In the minor leagues, on August 31, 1987, catcher Dave Bresnahan of the Williamsport Bills pulled an unusual hidden ball trick against the Reading Phillies in the Eastern League. With a runner on third base, Bresnahan switched catcher's mitts and put on a glove in which he had secreted a peeled potato. When the pitch came in, Bresnahan fired the white potato down the third-base line, enticing the runner to sprint home. Bresnahan then tagged the runner with the baseball which he kept in his mitt. The umpire awarded the runner home plate for Bresnahan's deception. Bresnahan was subsequently released from the Bills for the incident, but the fans of the Bills loved the play and the team eventually retired Bresnahan's number.

==Goal-based sports==
In goal-based sports (e.g., American football and lacrosse), the offence deceives the defence about the location of the ball, in an attempt to get the defence running the wrong way.

===American football===
A hidden ball trick is considered a trick play in American football. There are various executions of such plays, including the Statue of Liberty play and Fumblerooski.

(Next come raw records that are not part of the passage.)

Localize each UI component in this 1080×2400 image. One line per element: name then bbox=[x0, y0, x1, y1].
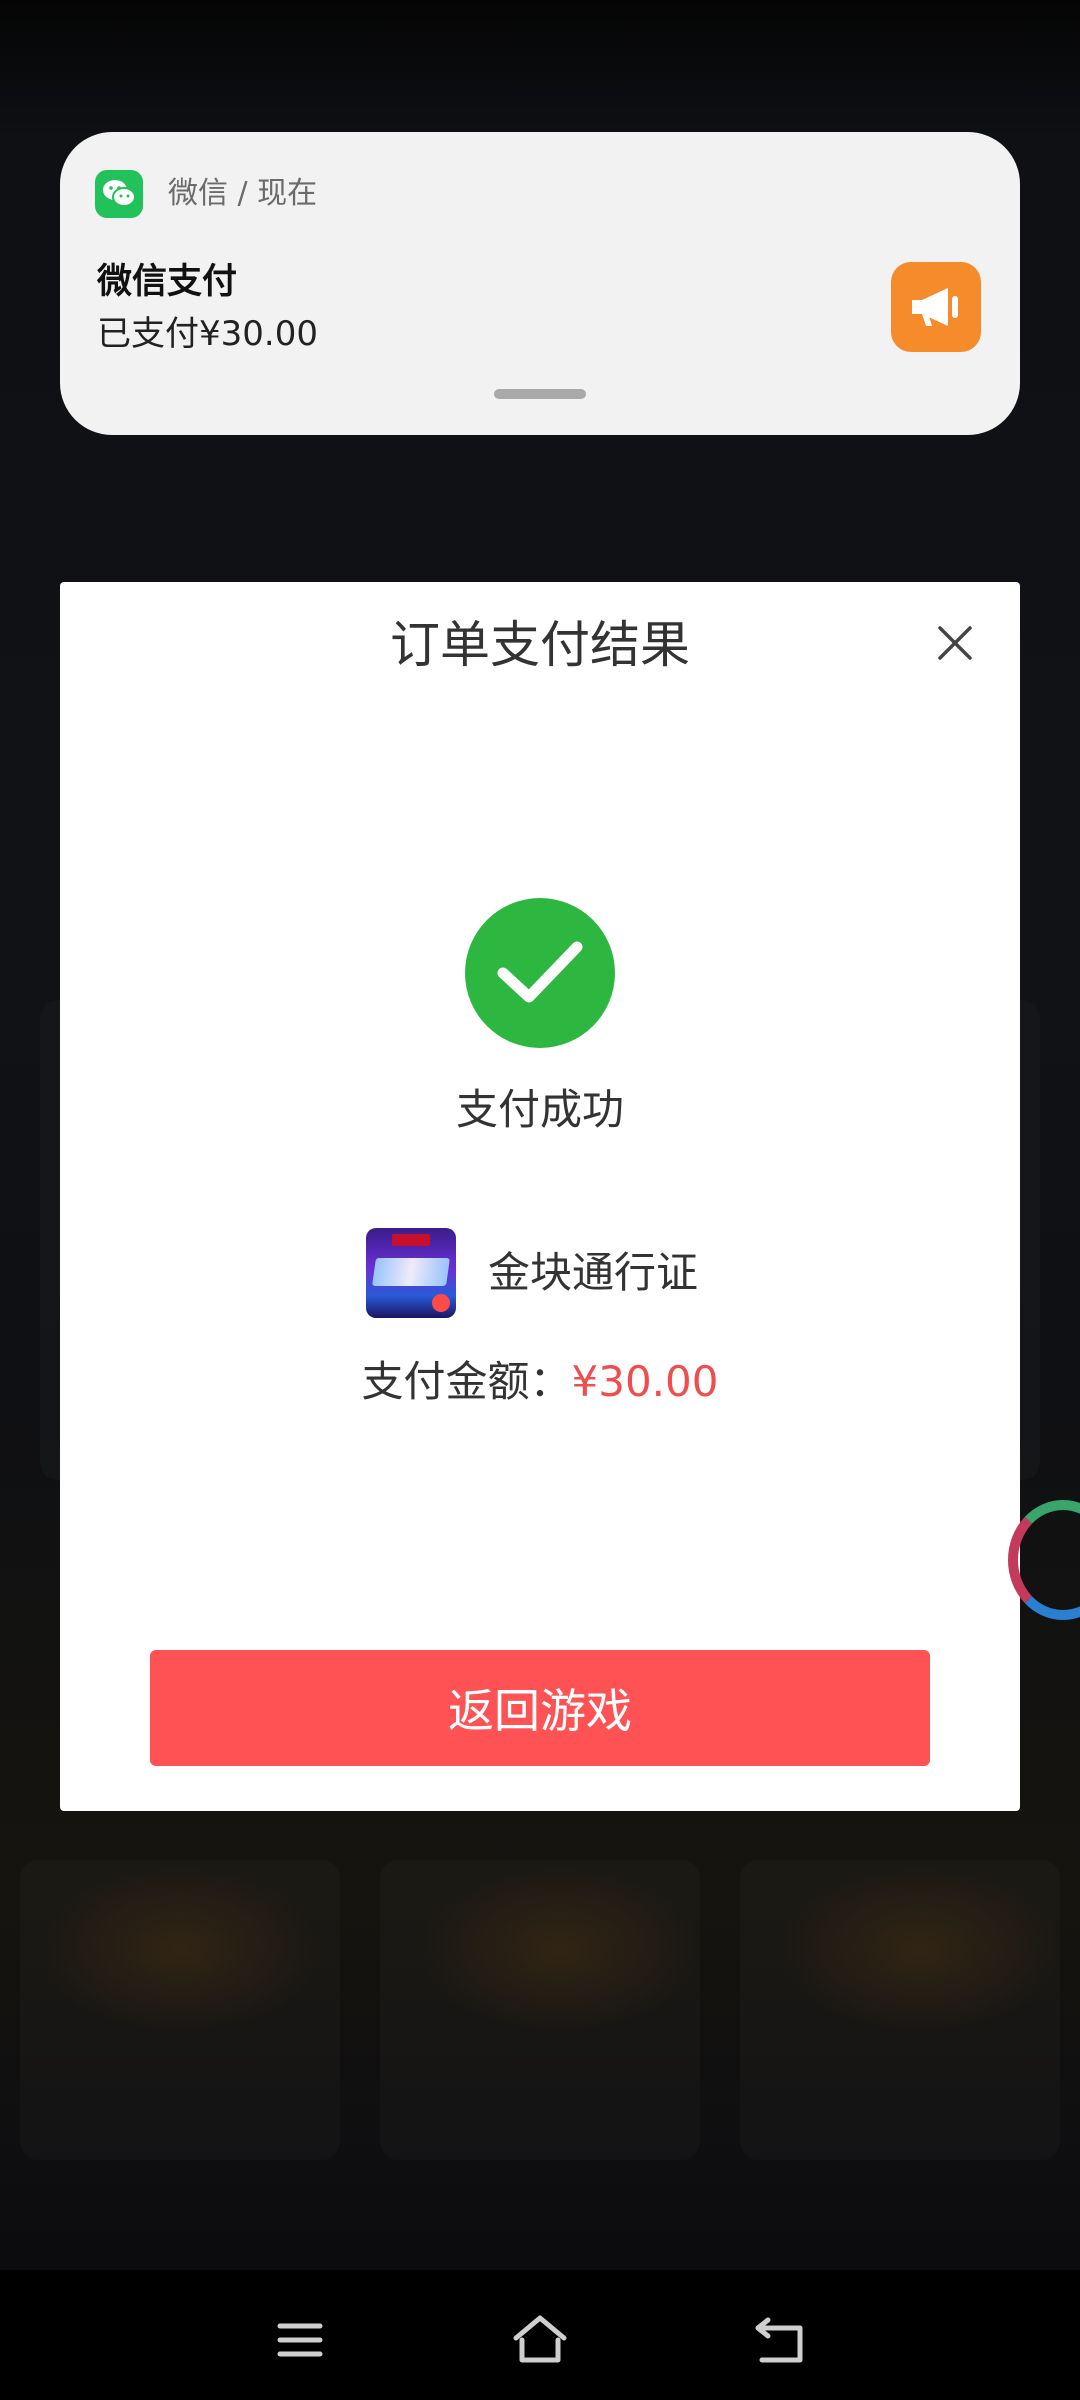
product-row: 金块通行证 bbox=[366, 1227, 698, 1319]
notification-title: 微信支付 bbox=[97, 262, 238, 302]
notification-drag-handle[interactable] bbox=[494, 389, 586, 399]
wechat-icon bbox=[95, 170, 143, 218]
payment-result-dialog: 订单支付结果 支付成功 金块通行证 支付金额：¥30.00 返回游戏 bbox=[60, 582, 1020, 1811]
dialog-title: 订单支付结果 bbox=[390, 616, 690, 674]
amount-row: 支付金额：¥30.00 bbox=[60, 1352, 1020, 1412]
wechat-pay-notification[interactable]: 微信 / 现在 微信支付 已支付¥30.00 bbox=[60, 132, 1020, 435]
product-name: 金块通行证 bbox=[488, 1248, 699, 1297]
amount-value: ¥30.00 bbox=[571, 1357, 719, 1406]
navigation-bar bbox=[0, 2270, 1080, 2400]
return-to-game-button[interactable]: 返回游戏 bbox=[150, 1650, 930, 1766]
marvel-game-icon bbox=[366, 1228, 456, 1318]
notification-body: 已支付¥30.00 bbox=[97, 314, 318, 354]
payment-status-text: 支付成功 bbox=[455, 1085, 624, 1134]
notification-app-name: 微信 / 现在 bbox=[168, 176, 318, 211]
checkmark-icon bbox=[465, 898, 615, 1048]
amount-label: 支付金额： bbox=[361, 1357, 572, 1406]
close-icon[interactable] bbox=[930, 618, 980, 668]
megaphone-icon[interactable] bbox=[891, 262, 981, 352]
menu-icon[interactable] bbox=[270, 2310, 330, 2370]
home-icon[interactable] bbox=[510, 2310, 570, 2370]
back-icon[interactable] bbox=[750, 2310, 810, 2370]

On November 9, 1895 John Heisman executed a hidden ball trick utilizing quarterback Reynolds Tichenor to get Auburn's only touchdown in a 6 to 9 loss to Vanderbilt. During the play, the ball was snapped to a half-back who was able to slip it under the back of the quarterback's jersey and who in turn was able to trot in for the touchdown. This was also the first game in the south decided by a field goal. Heisman later used the trick against Pop Warner's Georgia team. Warner picked up the trick and later used it at Cornell against Penn State in 1897. He then used it in 1903 at Carlisle against Harvard and garnered national attention.

The hidden ball trick was famously parodied in the 1930s by the Marx Brothers in the film Horse Feathers and by the Three Stooges in the comedy short Three Little Pigskins, and was used in the final play of the football game in the 1970 film M*A*S*H.

===Other goal-based sports===
Hidden ball tricks can be used in rugby and lacrosse.